自惚れが過ぎるだろ、なんて鼻で笑われるだろうか。
こんな時間に。
こんな時間まで。
もしかしたら、違うと良いんだけれど、でも合ってても嬉しいんだけど。
もしかしたら、自分を待っていてくれたのかもしれなくて。
でも、もし本当に。

――本当に、「自分を待っていた」のなら。

嬉しいけれど、嬉しくて嬉しくて仕方がないのだけど。
それと同じくらい、申し訳無くなる。

いつの間にか目の前の彼の足元をじっと見詰めていたらしい。
見ない代わりに情報を拾ってくる耳が、やけに敏感になっている。
静まり返った校舎内に、反響しながら響く雨音も。
相手が口を開くその音でさえ。
見てもいないのに、わかるくらいに。

「待ってた。……って、言って欲しいの?」

肯定か、否定か。
返ってくるのならそのどちらかだと思っていたものだから、★は怪訝そうに顔を上げた。
視線の先に居る彼は一体、どんな答えを自分に求めているのか。
分からないことに。
分かれないことに。
ただただ悲しくなって、知らず知らずの内に★の眉根が寄る。

「……俺としたら、欲しくない、かも」

悩み抜いた末に、ぽろりと口から出てきたのは、本音の方。
待っていて欲しくない、理由。
嬉しい筈なのに、すごく嬉しいのに、……悲しい、理由。

「どうして?」

その形の整った口から出てきたのは、自分を急かすような音を含んではいなかった。

「……だって、ほら…その…」

それよりもどこか諭すような声音であったから、思わず★は口籠る。
目の前の青年の唇は弧を描いたままで、決して機嫌を損ねている訳ではないのだろうことが、多分、救い。
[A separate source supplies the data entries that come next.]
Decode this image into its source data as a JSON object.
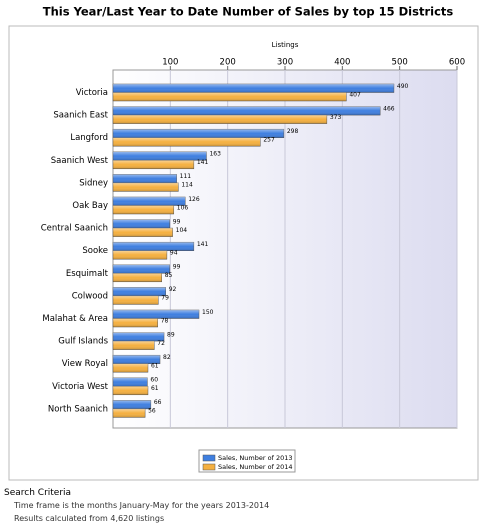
{
  "chart_data": {
    "type": "bar",
    "orientation": "horizontal",
    "title": "This Year/Last Year to Date Number of Sales by top 15 Districts",
    "x_label": "Listings",
    "categories": [
      "Victoria",
      "Saanich East",
      "Langford",
      "Saanich West",
      "Sidney",
      "Oak Bay",
      "Central Saanich",
      "Sooke",
      "Esquimalt",
      "Colwood",
      "Malahat & Area",
      "Gulf Islands",
      "View Royal",
      "Victoria West",
      "North Saanich"
    ],
    "series": [
      {
        "name": "Sales, Number of 2013",
        "color": "#3f7fe0",
        "values": [
          490,
          466,
          298,
          163,
          111,
          126,
          99,
          141,
          99,
          92,
          150,
          89,
          82,
          60,
          66
        ]
      },
      {
        "name": "Sales, Number of 2014",
        "color": "#f5b040",
        "values": [
          407,
          373,
          257,
          141,
          114,
          106,
          104,
          94,
          85,
          79,
          78,
          72,
          61,
          61,
          56
        ]
      }
    ],
    "xlim": [
      0,
      600
    ],
    "xticks": [
      100,
      200,
      300,
      400,
      500,
      600
    ],
    "grid": true
  },
  "search_criteria": {
    "heading": "Search Criteria",
    "lines": [
      "Time frame is the months January-May for the years 2013-2014",
      "Results calculated from 4,620 listings"
    ]
  }
}
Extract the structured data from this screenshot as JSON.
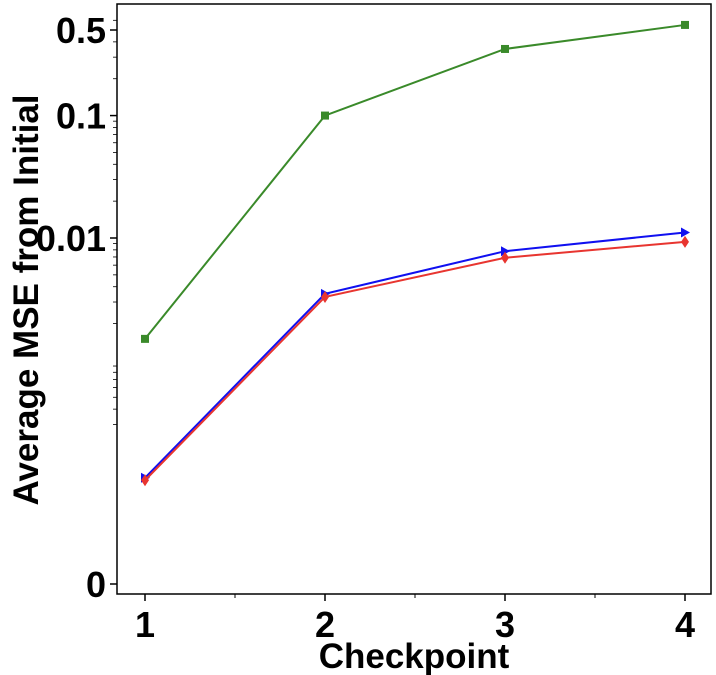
{
  "chart_data": {
    "type": "line",
    "xlabel": "Checkpoint",
    "ylabel": "Average MSE from Initial",
    "y_scale": "log",
    "categories": [
      1,
      2,
      3,
      4
    ],
    "x_tick_labels": [
      "1",
      "2",
      "3",
      "4"
    ],
    "y_ticks": [
      {
        "value": 0.0001,
        "label": "0"
      },
      {
        "value": 0.01,
        "label": "0.01"
      },
      {
        "value": 0.1,
        "label": "0.1"
      },
      {
        "value": 0.5,
        "label": "0.5"
      }
    ],
    "ylim": [
      0.0001,
      0.7
    ],
    "grid": false,
    "legend": "none",
    "series": [
      {
        "color": "#3a8a2a",
        "marker": "square",
        "values": [
          0.0015,
          0.1,
          0.35,
          0.55
        ]
      },
      {
        "color": "#1010f0",
        "marker": "triangle-right",
        "values": [
          0.00011,
          0.0035,
          0.0078,
          0.0111
        ]
      },
      {
        "color": "#e83530",
        "marker": "diamond",
        "values": [
          0.000105,
          0.0033,
          0.0069,
          0.0093
        ]
      }
    ]
  }
}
「………待ってる時間があるんなら、それよか早く帰って休んで欲しいじゃん…」
「……………」

何か自分が恥ずかしい事を口走っているような気がして、軽く目線を逸らしながら★は呟く。

優先するべきは、幸村の方なのだ。
自分じゃあ、ない。
彼の足を引っ張ること。
彼にちょっとした負担ですら掛けてしまうこと。
それだけは、彼の傍に居る者として、彼の隣に居る者として、絶対に避けたいから。

すぐに帰ってくると思っていた返事は暫く経っても来ず、不思議に思い目を遣ると。

「な、何だよその笑み…」

清々しい程の満面の笑みの男が、居た。
★が薄ら寒さに身を震わせていると、上機嫌の幸村が自分の靴を手に固まったままの状態の★の腕を引っ張り、おまけに大層嬉しそうな声で「早く帰ろう」なんて言うから、追及するのも面倒になって大人しくそれに従う。
だが、外に出ようとしたところで、★は急に足を止めた。